# Historical photos



## Stephan Brock (May 31, 2020)

Hi friends
I decided to try to recreate some shots from the Great Depression period. It seems to me that it will be very interesting.
Help with the idea of how to implement it. Also interested in information about this historical period to better understand. how to play a photo.
I will create everything with 5D MK III and 70-200 f / 2.8L.


----------



## YuengLinger (May 31, 2020)

Will this project give you insights to take better photos of the Greater Depression we have created for ourselves? It is starting all around us.

But, besides reading books written at the time of the Great Depression, and news articles, and finding amateur images where you can on the web (or by asking a curator at your local history museum), you can watch many movies made in the early 1930's. The earlier the better for direct, contemporary references, both sober and humorous, to the trying times Americans lived through. And there are some great PBS documentaries.

While learning to recreate a look can teach us many things about capture and post-processing, finding fresh perspectives right now might be even more rewarding. Many more people are going to face homelessness than ever before, and this time it won't be only those who have made bad life choices. A large number of kids are going to be living with parents in cheap hotels, tiny apartments, and their cars. Families will be sharing space with other families like never before. City parks and other facilities will go without care, so there is that aspect too. Expect to see decay of commercial properties on a huge scale. 

But watch out! As local governments go without revenue, police and rescue will be reduced to skeleton crews. Thieves will know that. (And there is another topic for courageous citizen journalists!)

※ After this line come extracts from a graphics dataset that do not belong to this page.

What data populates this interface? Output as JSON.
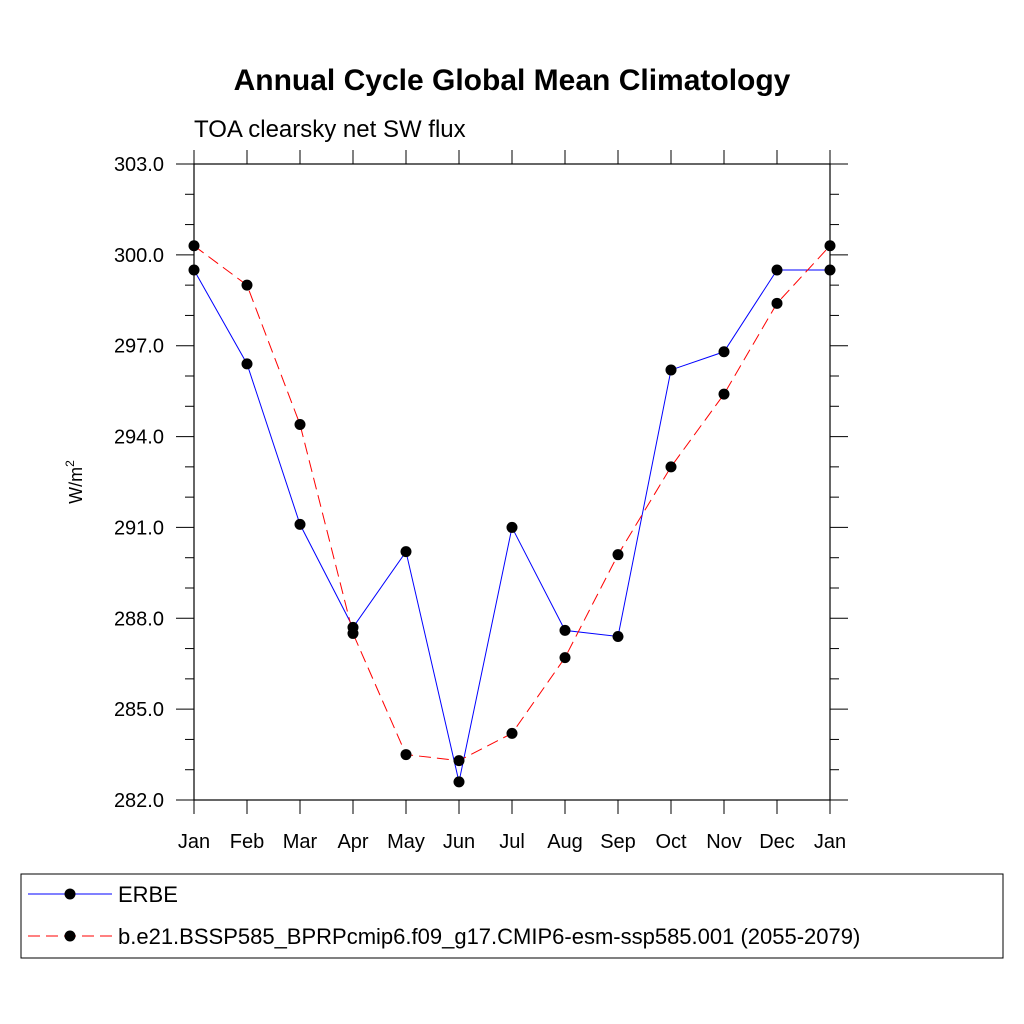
{
  "chart_data": {
    "type": "line",
    "title": "Annual Cycle Global Mean Climatology",
    "subtitle": "TOA clearsky net SW flux",
    "ylabel": "W/m",
    "ylabel_superscript": "2",
    "ylim": [
      282.0,
      303.0
    ],
    "yticks": [
      "303.0",
      "300.0",
      "297.0",
      "294.0",
      "291.0",
      "288.0",
      "285.0",
      "282.0"
    ],
    "ytick_values": [
      303,
      300,
      297,
      294,
      291,
      288,
      285,
      282
    ],
    "categories": [
      "Jan",
      "Feb",
      "Mar",
      "Apr",
      "May",
      "Jun",
      "Jul",
      "Aug",
      "Sep",
      "Oct",
      "Nov",
      "Dec",
      "Jan"
    ],
    "grid": false,
    "legend_position": "bottom",
    "series": [
      {
        "name": "ERBE",
        "color": "#0000ff",
        "line_style": "solid",
        "values": [
          299.5,
          296.4,
          291.1,
          287.7,
          290.2,
          282.6,
          291.0,
          287.6,
          287.4,
          296.2,
          296.8,
          299.5,
          299.5
        ]
      },
      {
        "name": "b.e21.BSSP585_BPRPcmip6.f09_g17.CMIP6-esm-ssp585.001 (2055-2079)",
        "color": "#ff0000",
        "line_style": "dashed",
        "values": [
          300.3,
          299.0,
          294.4,
          287.5,
          283.5,
          283.3,
          284.2,
          286.7,
          290.1,
          293.0,
          295.4,
          298.4,
          300.3
        ]
      }
    ]
  }
}
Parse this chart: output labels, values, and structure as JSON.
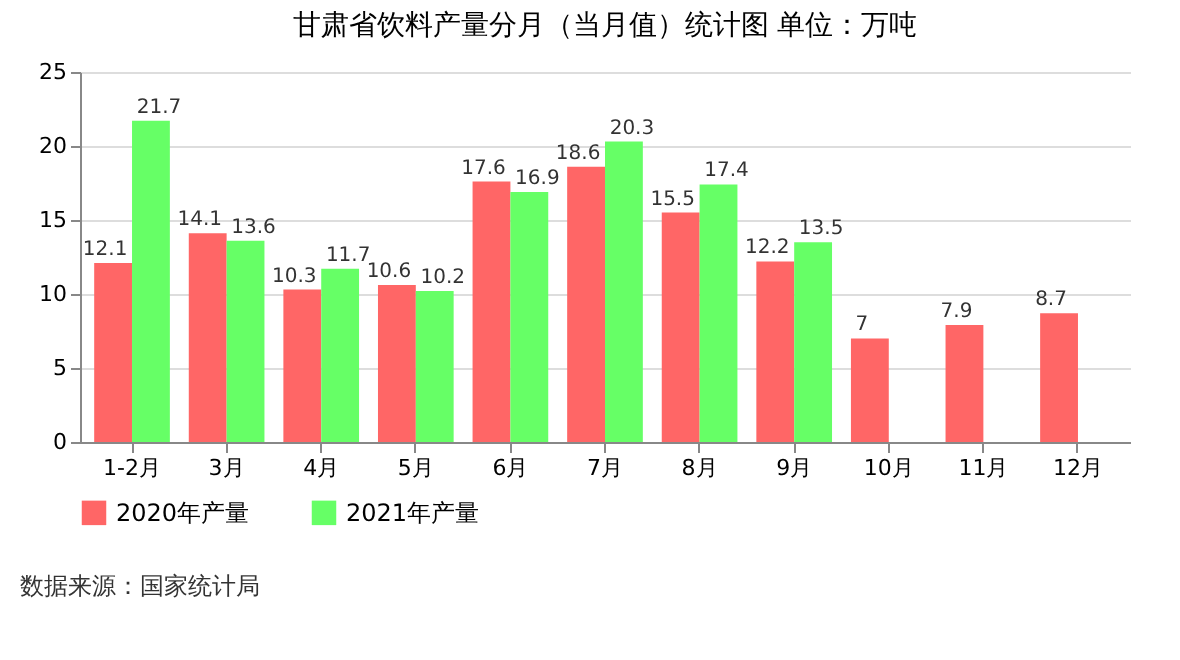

I'm sad and, for my own kids, quite concerned with the economic catastrophe unfolding around us right now. Be brave, be bold, and capture what you see in your style. Good luck!


----------



## stevelee (May 31, 2020)

_Sullivan’s Travels _is a good film to watch as a director of comedies confronts issues and values.


----------



## Hazel Spitler (May 31, 2020)

Before reproducing historical photos of such an event, you should read more about the events of that time. So I recommend you read about the great depression a few free essays at studydriver.com/great-depression-essay/. All essays are informative and very interesting. It will definitely help you. You will be able to better understand these events and, as a result, better reproduce historical photos. Good luck.
When the photos are ready, share them with us. It is interesting.


----------



## unfocused (May 31, 2020)

The American experience during the Great Depression is probably one of the most well-documented eras for photography. Tons of books and compilations available. Start your research with the Farm Security Administration and Roy Stryker. (Stryker oversaw the photographers documenting the depression and the New Deal for the Roosevelt administration). Since the photographers were in the employ of the government, the images belong to the people and are readily accessible through the Library of Congress. 

The photographers employed by the FSA included Arthur Rothstein, Theo Jung, Ben Shahn, Walker Evans, Dorothea Lange, Carl Mydens, Russell Lee, Marion Post Wolcott, Jack Delano, John Vachon and John Collier. Google any of them to get an idea of what they are most known for. During the same period, Margaret Bourke-White was working for Life magazine and also shot many well-known photos.


----------



## privatebydesign (May 31, 2020)

From a purely technical standpoint the biggest issue you face is the sensor size, your camera sensor is dramatically smaller than virtually all the images taken at the time so to achieve the 'look' from back then is a challenge.

If by recreation you mean B&W and same image characteristics I'd ditch the 70-200 f2.8 and get a 50 f1.4 and shoot wide open or close to it all the time, it still won't give you equivalence most of the time but it will get you much closer. I'd also download some of the scans of the original images from the Library Of Congress, they are freely available and public domain, once I had some of them in Photoshop I'd do color checks on them to get the color palette (of the B&W) and the tonal values, I'd then process the new images to those values.


----------



## stevelee (Jun 1, 2020)

The book ironically titled something like _Let Us Now Praise Great and Famous Men_ by James Agee with photos by Walker Evans is available in modern reprints for reasonable prices.


----------